When I was in my thirties I could say leg and thigh and breast, but there were words that had never even been formed in my mouth let alone voicing them. Among them were the “f—” word and the “sh–” word. Even my husband Larry had never used those words in my presence until one night at a party he thought I was out of earshot when I heard him tell a story to the men, and he used those words. Later, when I told him I had overheard the story he was most uncomfortable.
Thus it was that came one of the most memorable moments in my teaching career. I was doing my student teaching at Madison Elementary School in Santa Monica. I was assigned to a combination of fifth and sixth grades. Among my students were two children whose families I knew personally—one was the famous folk singer Bess Hawes’ daughter and the other was the son of a social service worker who, incidentally, attended my church. Came the day of the first afternoon PTA meeting that I ever attended as a teacher—previously I had always been there as a parent.
During the social hour Bess Hawes and the Social Worker Lady sought me out and we sat together at a table having tea and cookies. I felt somewhat responsible in my role as teacher, and felt I had to start the conversation somewhere. Lacking anything smarter to say I asked, “How do you feel about Madison as your children’s school?” Bess kind of mumbled, but the Social Worker Lady spoke up, “What goes on in the classrooms is fine, but I don’t care for the language the children use on the playground.” I mulled that over for a moment and then came back with my thoughts. “I think there is not a school in the world that when children are on the playground out of earshot of adults where they don’t use language parents wouldn’t approve.”

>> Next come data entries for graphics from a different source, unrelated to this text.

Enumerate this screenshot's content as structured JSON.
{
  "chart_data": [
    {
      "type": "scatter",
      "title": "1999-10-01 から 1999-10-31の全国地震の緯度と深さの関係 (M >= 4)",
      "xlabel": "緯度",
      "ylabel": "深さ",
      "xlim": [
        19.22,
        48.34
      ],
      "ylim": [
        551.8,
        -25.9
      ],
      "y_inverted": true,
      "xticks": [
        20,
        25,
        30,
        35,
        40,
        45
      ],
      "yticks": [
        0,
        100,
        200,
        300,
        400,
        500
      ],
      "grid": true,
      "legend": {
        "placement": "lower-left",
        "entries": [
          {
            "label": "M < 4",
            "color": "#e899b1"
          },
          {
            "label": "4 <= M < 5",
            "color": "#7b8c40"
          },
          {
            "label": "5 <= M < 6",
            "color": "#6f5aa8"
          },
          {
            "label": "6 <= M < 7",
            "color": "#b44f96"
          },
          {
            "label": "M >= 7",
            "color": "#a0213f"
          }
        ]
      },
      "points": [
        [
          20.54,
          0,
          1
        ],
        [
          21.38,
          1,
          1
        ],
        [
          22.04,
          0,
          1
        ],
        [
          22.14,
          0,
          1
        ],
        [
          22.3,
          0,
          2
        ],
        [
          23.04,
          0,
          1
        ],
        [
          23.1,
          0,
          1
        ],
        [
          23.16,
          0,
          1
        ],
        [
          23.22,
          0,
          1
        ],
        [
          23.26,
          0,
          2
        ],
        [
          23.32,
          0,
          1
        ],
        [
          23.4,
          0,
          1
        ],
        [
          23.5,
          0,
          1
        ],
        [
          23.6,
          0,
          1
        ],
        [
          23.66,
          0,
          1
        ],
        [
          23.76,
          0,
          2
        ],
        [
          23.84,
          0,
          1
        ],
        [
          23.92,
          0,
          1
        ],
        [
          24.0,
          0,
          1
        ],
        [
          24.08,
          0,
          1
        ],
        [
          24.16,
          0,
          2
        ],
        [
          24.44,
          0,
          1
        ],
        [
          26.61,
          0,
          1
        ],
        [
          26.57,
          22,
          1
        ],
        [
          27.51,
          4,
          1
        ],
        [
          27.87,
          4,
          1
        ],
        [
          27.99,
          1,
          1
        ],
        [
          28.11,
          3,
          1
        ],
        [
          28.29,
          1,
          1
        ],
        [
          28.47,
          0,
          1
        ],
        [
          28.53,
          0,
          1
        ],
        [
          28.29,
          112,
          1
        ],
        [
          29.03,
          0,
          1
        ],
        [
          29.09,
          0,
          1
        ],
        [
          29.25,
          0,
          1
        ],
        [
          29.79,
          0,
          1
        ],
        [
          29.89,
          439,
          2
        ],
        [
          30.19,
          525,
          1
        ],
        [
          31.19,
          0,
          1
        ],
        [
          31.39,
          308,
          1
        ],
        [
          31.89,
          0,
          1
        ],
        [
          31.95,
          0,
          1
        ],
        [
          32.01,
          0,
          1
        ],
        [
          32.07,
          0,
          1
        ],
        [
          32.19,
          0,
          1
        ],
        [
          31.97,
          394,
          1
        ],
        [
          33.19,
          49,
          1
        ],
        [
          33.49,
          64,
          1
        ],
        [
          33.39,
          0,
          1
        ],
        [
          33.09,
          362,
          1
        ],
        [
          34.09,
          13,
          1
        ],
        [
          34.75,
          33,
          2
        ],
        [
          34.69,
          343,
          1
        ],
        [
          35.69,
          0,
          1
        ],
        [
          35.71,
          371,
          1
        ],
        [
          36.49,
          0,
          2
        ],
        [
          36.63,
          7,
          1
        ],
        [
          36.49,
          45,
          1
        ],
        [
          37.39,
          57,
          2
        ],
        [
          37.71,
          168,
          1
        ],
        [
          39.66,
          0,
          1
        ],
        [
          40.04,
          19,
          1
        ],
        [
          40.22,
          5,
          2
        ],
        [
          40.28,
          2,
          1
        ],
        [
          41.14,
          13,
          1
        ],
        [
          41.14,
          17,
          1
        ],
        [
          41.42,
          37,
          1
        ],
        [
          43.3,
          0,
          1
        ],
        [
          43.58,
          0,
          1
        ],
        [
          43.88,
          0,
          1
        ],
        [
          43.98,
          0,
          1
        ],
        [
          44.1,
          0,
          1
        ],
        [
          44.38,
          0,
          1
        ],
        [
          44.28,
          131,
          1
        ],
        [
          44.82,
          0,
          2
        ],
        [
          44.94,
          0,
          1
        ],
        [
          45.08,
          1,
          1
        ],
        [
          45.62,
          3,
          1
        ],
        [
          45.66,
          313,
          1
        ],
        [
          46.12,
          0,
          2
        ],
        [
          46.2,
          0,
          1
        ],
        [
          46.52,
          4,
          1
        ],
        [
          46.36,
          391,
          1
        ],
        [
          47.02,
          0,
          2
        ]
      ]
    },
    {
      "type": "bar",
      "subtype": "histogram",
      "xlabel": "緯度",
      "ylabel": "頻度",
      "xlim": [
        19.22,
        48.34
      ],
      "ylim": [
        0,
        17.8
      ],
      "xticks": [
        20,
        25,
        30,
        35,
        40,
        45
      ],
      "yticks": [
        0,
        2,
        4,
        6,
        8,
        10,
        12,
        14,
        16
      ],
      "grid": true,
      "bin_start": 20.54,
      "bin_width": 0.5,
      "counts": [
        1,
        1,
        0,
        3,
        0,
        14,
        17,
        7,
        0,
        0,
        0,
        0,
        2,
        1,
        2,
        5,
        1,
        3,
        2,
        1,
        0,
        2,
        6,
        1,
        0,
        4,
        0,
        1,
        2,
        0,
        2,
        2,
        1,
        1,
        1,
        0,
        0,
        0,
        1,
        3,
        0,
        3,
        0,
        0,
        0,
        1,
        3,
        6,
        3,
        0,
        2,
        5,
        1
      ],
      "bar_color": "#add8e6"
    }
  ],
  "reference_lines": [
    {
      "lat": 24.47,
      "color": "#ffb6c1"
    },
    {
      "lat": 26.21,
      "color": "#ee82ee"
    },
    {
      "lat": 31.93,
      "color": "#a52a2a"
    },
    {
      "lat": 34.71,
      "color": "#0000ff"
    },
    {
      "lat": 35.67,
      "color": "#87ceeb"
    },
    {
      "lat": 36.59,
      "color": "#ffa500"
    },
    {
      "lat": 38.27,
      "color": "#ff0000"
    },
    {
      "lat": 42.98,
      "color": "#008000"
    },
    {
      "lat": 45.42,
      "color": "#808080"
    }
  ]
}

Her answer came right back. “I don’t care if they say fuck and shit when they mean fuck and shit, but I don’t like it when they use those words as adjectives.”
I had no reply.
Last weekend in Mariposa local social service professionals presented a stage performance of the Vagina Monologues. Yes, you read correctly. This was an evening’s presentation by local women delivering the script of various monologues relating widely differing attitudes of individual women’s experiences with the “V” word. It was a benefit for the Mariposa Mountain Crisis Services, a Women’s Shelter for Victims of Domestic Violence. Some of our friends were performing. Daughter Holly, friend Rita, and I went together. At twenty dollars a seat and publicity only by word of mouth, the small theatre was packed for two nights.
Was everyone in the audience comfortable?
Well, when I told Holly that I was basing this week’s memoir on that experience, she said she wanted to censor it before I read it in our class. I told her no.
I did read it to my friend Rita, and told her she could censor it. She eliminated the last three paragraphs.